L’enthousiasme bruyant du Financial Times, du Wall Street Journal et consorts à l’annonce de l’arrivée de Christine Lagarde à Bercy laisse dans l’ombre les multiples conflits d’intérêts que la nouvelle ministre de l’économie et des finances arbitrera en permanence. Les nouvelles responsabilités de Mme Lagarde font figure d’acrobatique exercice de funambule sur la muraille de Chine [1].
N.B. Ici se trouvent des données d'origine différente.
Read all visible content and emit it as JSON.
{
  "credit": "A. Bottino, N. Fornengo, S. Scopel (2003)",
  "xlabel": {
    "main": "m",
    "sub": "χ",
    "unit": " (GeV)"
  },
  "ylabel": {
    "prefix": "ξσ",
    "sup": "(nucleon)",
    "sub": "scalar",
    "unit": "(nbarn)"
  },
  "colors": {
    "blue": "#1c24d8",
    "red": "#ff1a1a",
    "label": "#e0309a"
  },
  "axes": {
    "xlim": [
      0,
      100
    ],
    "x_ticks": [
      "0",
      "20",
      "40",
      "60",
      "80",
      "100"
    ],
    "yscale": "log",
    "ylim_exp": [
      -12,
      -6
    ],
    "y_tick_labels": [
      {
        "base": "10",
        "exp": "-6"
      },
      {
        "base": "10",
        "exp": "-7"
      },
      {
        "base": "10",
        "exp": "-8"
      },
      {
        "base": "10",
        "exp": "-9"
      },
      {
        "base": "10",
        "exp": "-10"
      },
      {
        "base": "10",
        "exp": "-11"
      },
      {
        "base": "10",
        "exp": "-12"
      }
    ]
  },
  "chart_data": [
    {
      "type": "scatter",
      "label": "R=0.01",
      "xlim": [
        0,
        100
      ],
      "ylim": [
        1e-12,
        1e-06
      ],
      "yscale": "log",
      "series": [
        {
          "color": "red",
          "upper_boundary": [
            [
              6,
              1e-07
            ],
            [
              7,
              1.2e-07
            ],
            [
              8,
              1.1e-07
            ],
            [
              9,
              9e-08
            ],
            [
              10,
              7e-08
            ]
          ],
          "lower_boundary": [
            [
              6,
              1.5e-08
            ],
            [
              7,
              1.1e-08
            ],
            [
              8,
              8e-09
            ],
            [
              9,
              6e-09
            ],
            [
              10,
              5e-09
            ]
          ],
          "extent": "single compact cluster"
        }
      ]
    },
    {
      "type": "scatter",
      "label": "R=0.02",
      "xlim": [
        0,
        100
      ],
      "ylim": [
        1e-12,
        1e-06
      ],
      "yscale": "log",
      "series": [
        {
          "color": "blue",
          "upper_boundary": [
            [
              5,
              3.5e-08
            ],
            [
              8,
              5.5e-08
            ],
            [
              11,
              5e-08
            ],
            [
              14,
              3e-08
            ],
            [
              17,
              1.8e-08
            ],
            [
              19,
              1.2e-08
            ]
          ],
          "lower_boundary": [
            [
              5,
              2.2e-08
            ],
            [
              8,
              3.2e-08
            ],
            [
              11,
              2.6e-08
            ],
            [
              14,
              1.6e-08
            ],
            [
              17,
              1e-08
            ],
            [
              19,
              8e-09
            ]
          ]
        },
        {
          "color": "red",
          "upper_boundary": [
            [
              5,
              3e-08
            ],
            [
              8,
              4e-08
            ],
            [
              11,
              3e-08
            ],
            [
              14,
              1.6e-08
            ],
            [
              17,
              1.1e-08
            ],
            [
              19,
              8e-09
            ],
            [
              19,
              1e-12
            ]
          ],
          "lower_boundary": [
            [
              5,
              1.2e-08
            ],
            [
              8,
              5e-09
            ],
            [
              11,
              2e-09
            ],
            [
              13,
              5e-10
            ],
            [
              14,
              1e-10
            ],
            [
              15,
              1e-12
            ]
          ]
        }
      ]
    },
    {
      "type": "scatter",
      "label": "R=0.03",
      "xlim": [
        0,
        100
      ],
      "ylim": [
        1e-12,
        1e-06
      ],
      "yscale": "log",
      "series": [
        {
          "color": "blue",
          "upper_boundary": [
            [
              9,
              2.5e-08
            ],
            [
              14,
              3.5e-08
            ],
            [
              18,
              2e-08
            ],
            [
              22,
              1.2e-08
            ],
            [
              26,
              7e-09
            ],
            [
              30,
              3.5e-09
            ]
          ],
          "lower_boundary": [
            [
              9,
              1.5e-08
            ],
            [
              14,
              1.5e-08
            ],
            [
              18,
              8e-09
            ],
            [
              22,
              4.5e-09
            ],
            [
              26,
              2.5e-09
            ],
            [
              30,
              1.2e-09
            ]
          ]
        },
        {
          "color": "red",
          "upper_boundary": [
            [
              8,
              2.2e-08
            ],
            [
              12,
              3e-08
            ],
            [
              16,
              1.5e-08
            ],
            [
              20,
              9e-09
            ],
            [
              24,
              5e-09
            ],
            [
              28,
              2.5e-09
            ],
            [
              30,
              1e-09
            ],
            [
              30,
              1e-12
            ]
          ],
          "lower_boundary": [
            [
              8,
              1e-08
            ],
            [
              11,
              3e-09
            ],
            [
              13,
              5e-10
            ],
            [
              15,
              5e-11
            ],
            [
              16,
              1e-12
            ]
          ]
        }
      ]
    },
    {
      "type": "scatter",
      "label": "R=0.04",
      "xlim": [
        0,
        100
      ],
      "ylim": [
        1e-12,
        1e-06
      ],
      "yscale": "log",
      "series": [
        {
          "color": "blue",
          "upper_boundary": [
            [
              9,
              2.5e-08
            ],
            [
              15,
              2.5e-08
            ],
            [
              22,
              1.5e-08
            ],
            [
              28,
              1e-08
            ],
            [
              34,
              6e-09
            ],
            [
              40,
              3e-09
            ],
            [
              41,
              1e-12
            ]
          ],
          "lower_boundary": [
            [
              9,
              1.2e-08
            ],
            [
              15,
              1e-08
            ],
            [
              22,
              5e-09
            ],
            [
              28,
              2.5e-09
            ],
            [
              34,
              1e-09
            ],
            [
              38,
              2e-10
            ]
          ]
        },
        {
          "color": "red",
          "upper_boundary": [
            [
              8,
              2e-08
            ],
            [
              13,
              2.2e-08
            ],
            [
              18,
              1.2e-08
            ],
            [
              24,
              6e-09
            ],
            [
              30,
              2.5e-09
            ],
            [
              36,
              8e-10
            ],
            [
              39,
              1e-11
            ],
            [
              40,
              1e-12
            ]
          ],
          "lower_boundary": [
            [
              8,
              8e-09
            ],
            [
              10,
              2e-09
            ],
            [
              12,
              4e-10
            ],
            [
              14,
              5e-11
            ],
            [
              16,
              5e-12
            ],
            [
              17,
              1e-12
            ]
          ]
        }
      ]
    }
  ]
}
L’ancienne présidente de Baker & Mackenzie, l’une des 3 principales law firms américaines – et mondiales – s’est beaucoup dépensée, alors qu’elle était ministre du commerce extérieur du gouvernement Villepin, pour le candidat Sarkozy. Elle a multiplié, durant le dernier semestre de l’année 2006, les séjours outre-Atlantique, organisant meetings et séminaires, un véritable lobbying, s’apparentant parfois à une campagne de fund rising , construisant ex nihilo aux États-Unis l’image d’un candidat à l’Élysée business compatible. Dans l’atmosphère de guerre économique larvée entre la France et les États-Unis, prévalant depuis l’opposition chiraquienne à la guerre en Irak, Christine Lagarde, avec sa connaissance intime des us et coutumes du big business américain, des forces et faiblesses cachées des multinationales, des hedge funds, des banques, des arcanes des fusions-acquisitions, aurait pu inquiéter une Maison Blanche prompte à dénoncer les turpitudes anti-américaines supposées du tandem Villepin-Chirac. Il n’en fut rien, comme si l’entrée au gouvernement français de Mme Lagarde était une caution, le signal d’une inflexion de la politique française vers un atlantisme de bon aloi. Comment la ministre de l’Économie et des finances gérera-t-elle les inévitables privatisations des derniers fleurons de l’industrie nationale ? Comment éteindra-t-elle les dernières braises du colbertisme sans prêter le flanc à toutes sortes de suspicions ? Entrera-t-elle en conflit avec Anne Lauvergeon, la patronne d’Areva ? Le feuilleton commence à peiney
[1] la muraille de Chine est, au sein d’une banque, la séparation, censée être absolument étanche entre les activités de conseil aux entreprises et celles d’analyste, afin d’éviter tout délit d’initié.